How many epochs of training are you doing? I'm not sure what your setup is like but are you able to scale to a larger/smaller version of the architecture to confirm that the data is the bottleneck? Are you able to adjust things like the learning rate or the loss function?

For my model, I found that cleaning the BabyLM data further, helped boost learning and protect from runaway gradients. For example I changed all the advanced ascii characters to their base forms(i.e. à ->a) and removed strings of 8+ repeating characters.

[-]

Clueless_Nooblet@reddit (OP)

I scaled it up to 150M now (base is 25M), will try again. I did 30-epoch runs, but BabyLM just seems to lack structure. For a normal transformer, that's not a problem, but BDH is finicky ;)

[-]

Admirable_Dirt_2371@reddit

Yeah the BabyLM data is pretty unstructured and SSM's in general are sensitive in my experience. I'm still pretty new to all of this but 30 epochs seems a bit long, have you tried testing it after 10?

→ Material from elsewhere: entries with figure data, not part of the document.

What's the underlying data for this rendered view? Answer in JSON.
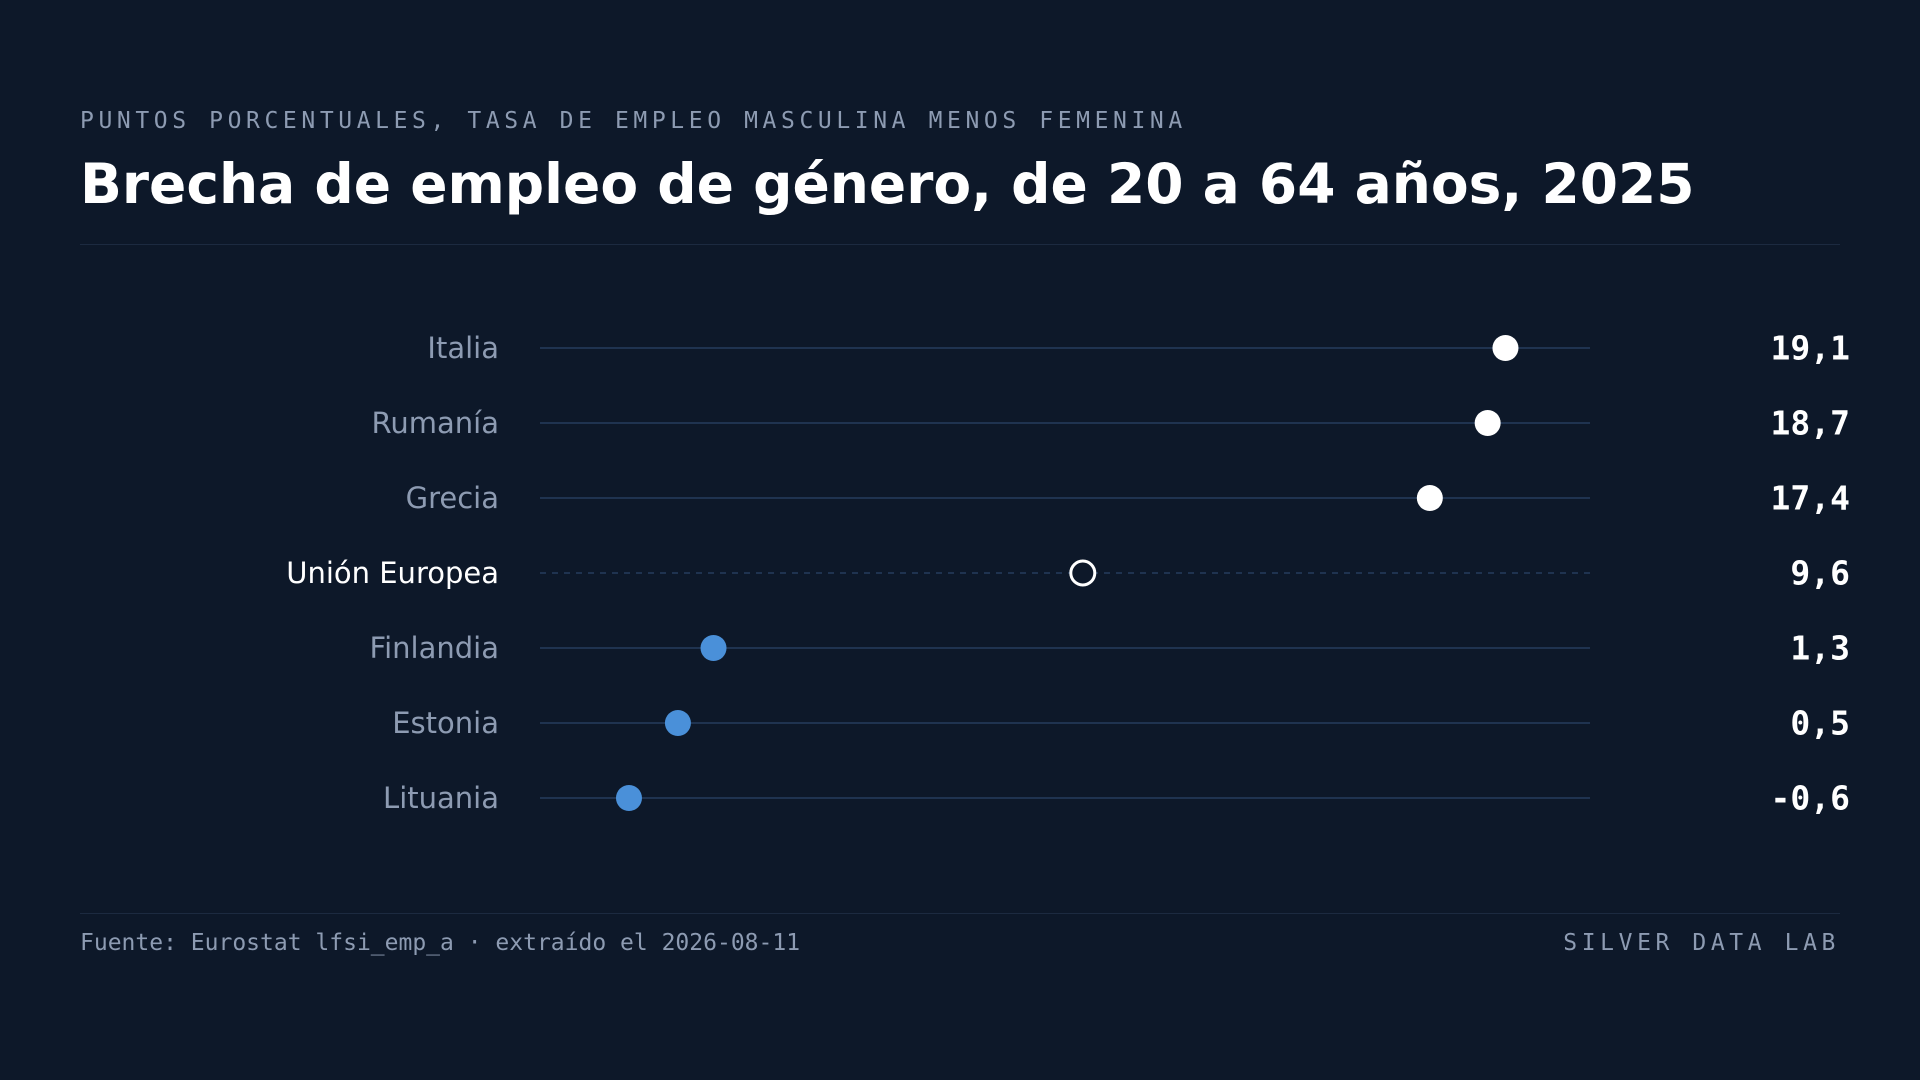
{
  "header": {
    "subtitle": "PUNTOS PORCENTUALES, TASA DE EMPLEO MASCULINA MENOS FEMENINA",
    "title": "Brecha de empleo de género, de 20 a 64 años, 2025"
  },
  "footer": {
    "source": "Fuente: Eurostat lfsi_emp_a · extraído el 2026-08-11",
    "brand": "SILVER DATA LAB"
  },
  "colors": {
    "background": "#0d1829",
    "highlight_dot": "#ffffff",
    "low_dot": "#4a90d9",
    "reference_dot_stroke": "#ffffff",
    "track_line": "#1f3350",
    "label_muted": "#8d9bb2",
    "label_reference": "#ffffff",
    "value_text": "#ffffff"
  },
  "chart_data": {
    "type": "dot",
    "categories": [
      "Italia",
      "Rumanía",
      "Grecia",
      "Unión Europea",
      "Finlandia",
      "Estonia",
      "Lituania"
    ],
    "values": [
      19.1,
      18.7,
      17.4,
      9.6,
      1.3,
      0.5,
      -0.6
    ],
    "value_labels": [
      "19,1",
      "18,7",
      "17,4",
      "9,6",
      "1,3",
      "0,5",
      "-0,6"
    ],
    "reference_category": "Unión Europea",
    "xlim": [
      -2.6,
      21.0
    ],
    "grid": false,
    "legend": "none"
  }
}
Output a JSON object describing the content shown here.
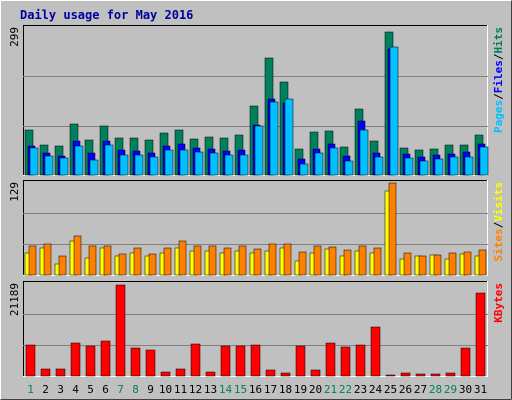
{
  "title": "Daily usage for May 2016",
  "colors": {
    "hits": "#00805c",
    "files": "#0000ff",
    "pages": "#00c0ff",
    "visits": "#ffff00",
    "sites": "#ff8000",
    "kbytes": "#ff0000",
    "weekend": "#00805c",
    "weekday": "#000000",
    "grid": "#808080",
    "plot_bg": "#c0c0c0"
  },
  "chart_data": [
    {
      "type": "bar",
      "panel": "top",
      "y_max_label": "299",
      "ylim": [
        0,
        299
      ],
      "legend": [
        "Pages",
        "/",
        "Files",
        "/",
        "Hits"
      ],
      "categories": [
        "1",
        "2",
        "3",
        "4",
        "5",
        "6",
        "7",
        "8",
        "9",
        "10",
        "11",
        "12",
        "13",
        "14",
        "15",
        "16",
        "17",
        "18",
        "19",
        "20",
        "21",
        "22",
        "23",
        "24",
        "25",
        "26",
        "27",
        "28",
        "29",
        "30",
        "31"
      ],
      "weekend_days": [
        "1",
        "7",
        "8",
        "14",
        "15",
        "21",
        "22",
        "28",
        "29"
      ],
      "series": [
        {
          "name": "Hits",
          "values": [
            91,
            62,
            58,
            104,
            71,
            100,
            76,
            75,
            71,
            85,
            91,
            74,
            77,
            76,
            81,
            141,
            237,
            190,
            52,
            87,
            89,
            56,
            134,
            70,
            291,
            54,
            50,
            52,
            62,
            61,
            82
          ]
        },
        {
          "name": "Files",
          "values": [
            60,
            45,
            39,
            70,
            45,
            70,
            51,
            49,
            45,
            60,
            63,
            55,
            52,
            48,
            51,
            101,
            155,
            146,
            32,
            53,
            63,
            39,
            110,
            44,
            257,
            43,
            37,
            40,
            42,
            47,
            63
          ]
        },
        {
          "name": "Pages",
          "values": [
            55,
            38,
            35,
            60,
            30,
            62,
            40,
            40,
            37,
            50,
            50,
            47,
            45,
            40,
            41,
            99,
            149,
            154,
            23,
            44,
            54,
            29,
            91,
            37,
            261,
            34,
            29,
            33,
            36,
            36,
            57
          ]
        }
      ]
    },
    {
      "type": "bar",
      "panel": "middle",
      "y_max_label": "129",
      "ylim": [
        0,
        129
      ],
      "legend": [
        "Sites",
        "/",
        "Visits"
      ],
      "categories": [
        "1",
        "2",
        "3",
        "4",
        "5",
        "6",
        "7",
        "8",
        "9",
        "10",
        "11",
        "12",
        "13",
        "14",
        "15",
        "16",
        "17",
        "18",
        "19",
        "20",
        "21",
        "22",
        "23",
        "24",
        "25",
        "26",
        "27",
        "28",
        "29",
        "30",
        "31"
      ],
      "series": [
        {
          "name": "Visits",
          "values": [
            31,
            38,
            16,
            48,
            24,
            38,
            27,
            31,
            27,
            31,
            38,
            33,
            33,
            31,
            33,
            31,
            33,
            38,
            20,
            31,
            36,
            27,
            33,
            31,
            118,
            22,
            27,
            28,
            23,
            29,
            27
          ]
        },
        {
          "name": "Sites",
          "values": [
            41,
            43,
            27,
            54,
            40,
            41,
            29,
            38,
            29,
            38,
            47,
            41,
            40,
            38,
            41,
            36,
            43,
            44,
            32,
            40,
            39,
            35,
            40,
            38,
            129,
            31,
            27,
            28,
            31,
            32,
            35
          ]
        }
      ]
    },
    {
      "type": "bar",
      "panel": "bottom",
      "y_max_label": "21189",
      "ylim": [
        0,
        21189
      ],
      "legend": [
        "KBytes"
      ],
      "categories": [
        "1",
        "2",
        "3",
        "4",
        "5",
        "6",
        "7",
        "8",
        "9",
        "10",
        "11",
        "12",
        "13",
        "14",
        "15",
        "16",
        "17",
        "18",
        "19",
        "20",
        "21",
        "22",
        "23",
        "24",
        "25",
        "26",
        "27",
        "28",
        "29",
        "30",
        "31"
      ],
      "series": [
        {
          "name": "KBytes",
          "values": [
            7100,
            1500,
            1500,
            7600,
            6800,
            8000,
            21000,
            6400,
            6100,
            1000,
            1500,
            7300,
            1000,
            7000,
            7000,
            7100,
            1300,
            800,
            7000,
            1300,
            7700,
            6600,
            7200,
            11300,
            300,
            600,
            550,
            550,
            700,
            6400,
            19100
          ]
        }
      ]
    }
  ]
}
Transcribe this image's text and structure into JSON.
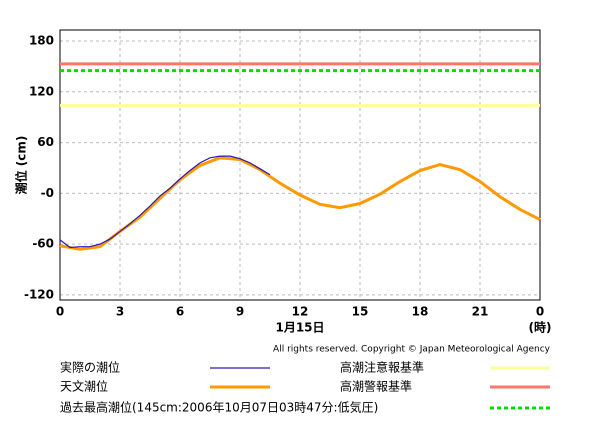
{
  "chart_data": {
    "type": "line",
    "y_label": "潮位 (cm)",
    "x_label": "1月15日",
    "x_unit": "(時)",
    "credit": "All rights reserved. Copyright © Japan Meteorological Agency",
    "xlim": [
      0,
      24
    ],
    "xticks": [
      0,
      3,
      6,
      9,
      12,
      15,
      18,
      21,
      {
        "value": 24,
        "label": "0"
      }
    ],
    "ylim": [
      -126,
      193
    ],
    "yticks": [
      -120,
      -60,
      {
        "value": 0,
        "label": "-0"
      },
      60,
      120,
      180
    ],
    "grid": true,
    "series": [
      {
        "name": "天文潮位",
        "color": "#ff9900",
        "x": [
          0,
          1,
          2,
          3,
          4,
          5,
          6,
          7,
          8,
          9,
          10,
          11,
          12,
          13,
          14,
          15,
          16,
          17,
          18,
          19,
          20,
          21,
          22,
          23,
          24
        ],
        "values": [
          -62,
          -66,
          -63,
          -45,
          -28,
          -6,
          16,
          33,
          42,
          40,
          28,
          12,
          -2,
          -13,
          -17,
          -12,
          -1,
          14,
          27,
          34,
          28,
          14,
          -4,
          -19,
          -31
        ]
      },
      {
        "name": "実際の潮位",
        "color": "#2a1ab0",
        "x": [
          0,
          0.5,
          1,
          1.5,
          2,
          2.5,
          3,
          3.5,
          4,
          4.5,
          5,
          5.5,
          6,
          6.5,
          7,
          7.5,
          8,
          8.5,
          9,
          9.5,
          10,
          10.5
        ],
        "values": [
          -55,
          -64,
          -63,
          -63,
          -60,
          -54,
          -45,
          -36,
          -26,
          -15,
          -3,
          6,
          17,
          27,
          36,
          42,
          44,
          44,
          41,
          36,
          29,
          22
        ]
      }
    ],
    "reference_lines": [
      {
        "name": "高潮注意報基準",
        "value": 104,
        "color": "#ffff99",
        "style": "solid"
      },
      {
        "name": "高潮警報基準",
        "value": 153,
        "color": "#ff7766",
        "style": "solid"
      },
      {
        "name": "過去最高潮位(145cm:2006年10月07日03時47分:低気圧)",
        "value": 145,
        "color": "#00dd00",
        "style": "dashed"
      }
    ]
  }
}
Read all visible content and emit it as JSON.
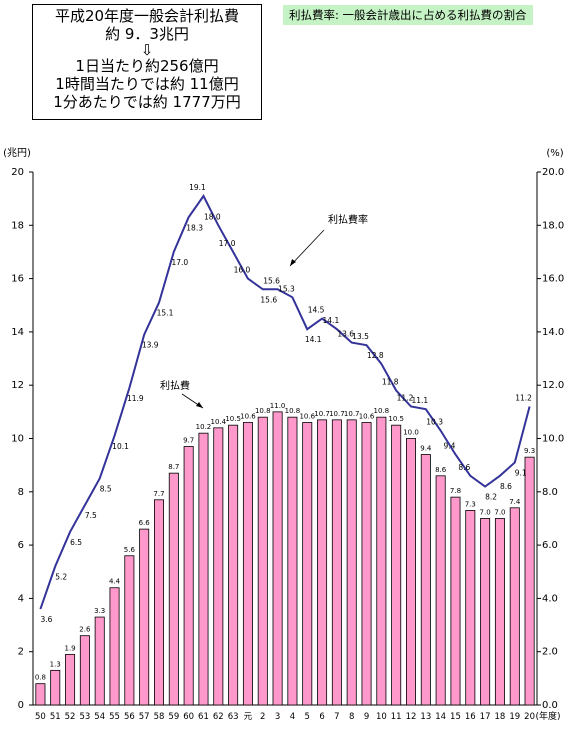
{
  "summary": {
    "line1": "平成20年度一般会計利払費",
    "line2": "約 9．3兆円",
    "arrow": "⇩",
    "line3": "1日当たり約256億円",
    "line4": "1時間当たりでは約 11億円",
    "line5": "1分あたりでは約 1777万円"
  },
  "legend_title": "利払費率: 一般会計歳出に占める利払費の割合",
  "chart_data": {
    "type": "bar+line",
    "left_axis_unit": "(兆円)",
    "right_axis_unit": "(%)",
    "x_axis_unit": "(年度)",
    "ylim": [
      0,
      20
    ],
    "y2lim": [
      0,
      20
    ],
    "y_ticks": [
      "0",
      "2",
      "4",
      "6",
      "8",
      "10",
      "12",
      "14",
      "16",
      "18",
      "20"
    ],
    "y2_ticks": [
      "0.0",
      "2.0",
      "4.0",
      "6.0",
      "8.0",
      "10.0",
      "12.0",
      "14.0",
      "16.0",
      "18.0",
      "20.0"
    ],
    "categories": [
      "50",
      "51",
      "52",
      "53",
      "54",
      "55",
      "56",
      "57",
      "58",
      "59",
      "60",
      "61",
      "62",
      "63",
      "元",
      "2",
      "3",
      "4",
      "5",
      "6",
      "7",
      "8",
      "9",
      "10",
      "11",
      "12",
      "13",
      "14",
      "15",
      "16",
      "17",
      "18",
      "19",
      "20"
    ],
    "bar_series": {
      "name": "利払費",
      "color": "#ff99cc",
      "values": [
        0.8,
        1.3,
        1.9,
        2.6,
        3.3,
        4.4,
        5.6,
        6.6,
        7.7,
        8.7,
        9.7,
        10.2,
        10.4,
        10.5,
        10.6,
        10.8,
        11.0,
        10.8,
        10.6,
        10.7,
        10.7,
        10.7,
        10.6,
        10.8,
        10.5,
        10.0,
        9.4,
        8.6,
        7.8,
        7.3,
        7.0,
        7.0,
        7.4,
        9.3
      ],
      "labels": [
        "0.8",
        "1.3",
        "1.9",
        "2.6",
        "3.3",
        "4.4",
        "5.6",
        "6.6",
        "7.7",
        "8.7",
        "9.7",
        "10.2",
        "10.4",
        "10.5",
        "10.6",
        "10.8",
        "11.0",
        "10.8",
        "10.6",
        "10.7",
        "10.7",
        "10.7",
        "10.6",
        "10.8",
        "10.5",
        "10.0",
        "9.4",
        "8.6",
        "7.8",
        "7.3",
        "7.0",
        "7.0",
        "7.4",
        "9.3"
      ]
    },
    "line_series": {
      "name": "利払費率",
      "color": "#333399",
      "values": [
        3.6,
        5.2,
        6.5,
        7.5,
        8.5,
        10.1,
        11.9,
        13.9,
        15.1,
        17.0,
        18.3,
        19.1,
        18.0,
        17.0,
        16.0,
        15.6,
        15.6,
        15.3,
        14.1,
        14.5,
        14.1,
        13.6,
        13.5,
        12.8,
        11.8,
        11.2,
        11.1,
        10.3,
        9.4,
        8.6,
        8.2,
        8.6,
        9.1,
        11.2
      ],
      "labels": [
        "3.6",
        "5.2",
        "6.5",
        "7.5",
        "8.5",
        "10.1",
        "11.9",
        "13.9",
        "15.1",
        "17.0",
        "18.3",
        "19.1",
        "18.0",
        "17.0",
        "16.0",
        "15.6",
        "15.6",
        "15.3",
        "14.1",
        "14.5",
        "14.1",
        "13.6",
        "13.5",
        "12.8",
        "11.8",
        "11.2",
        "11.1",
        "10.3",
        "9.4",
        "8.6",
        "8.2",
        "8.6",
        "9.1",
        "11.2"
      ]
    },
    "annotations": {
      "line_label": "利払費率",
      "bar_label": "利払費"
    }
  }
}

For the inference tests, are you doing anything structured(like a BLiMP evaluation) or just eyeballing what it returns from random prompts?

If possible and not cost/resource prohibitive, I would try to set up two 10 epoch training runs(or 30 epochs with checkpoints every 10 so you can compare), one for the base 25M parameters and one with a scaled up 50M parameters. Train them both on the same exact data set and then evaluate them with some kind of structured test. That should hopefully give you a better idea of where the learning bottlenecks are.

[-]

Clueless_Nooblet@reddit (OP)

Yes, I think I'll do exactly that. I watched the loss, and since it came down smoothly, I let it run through the full 30 epochs, but I might have been too transformer-brained.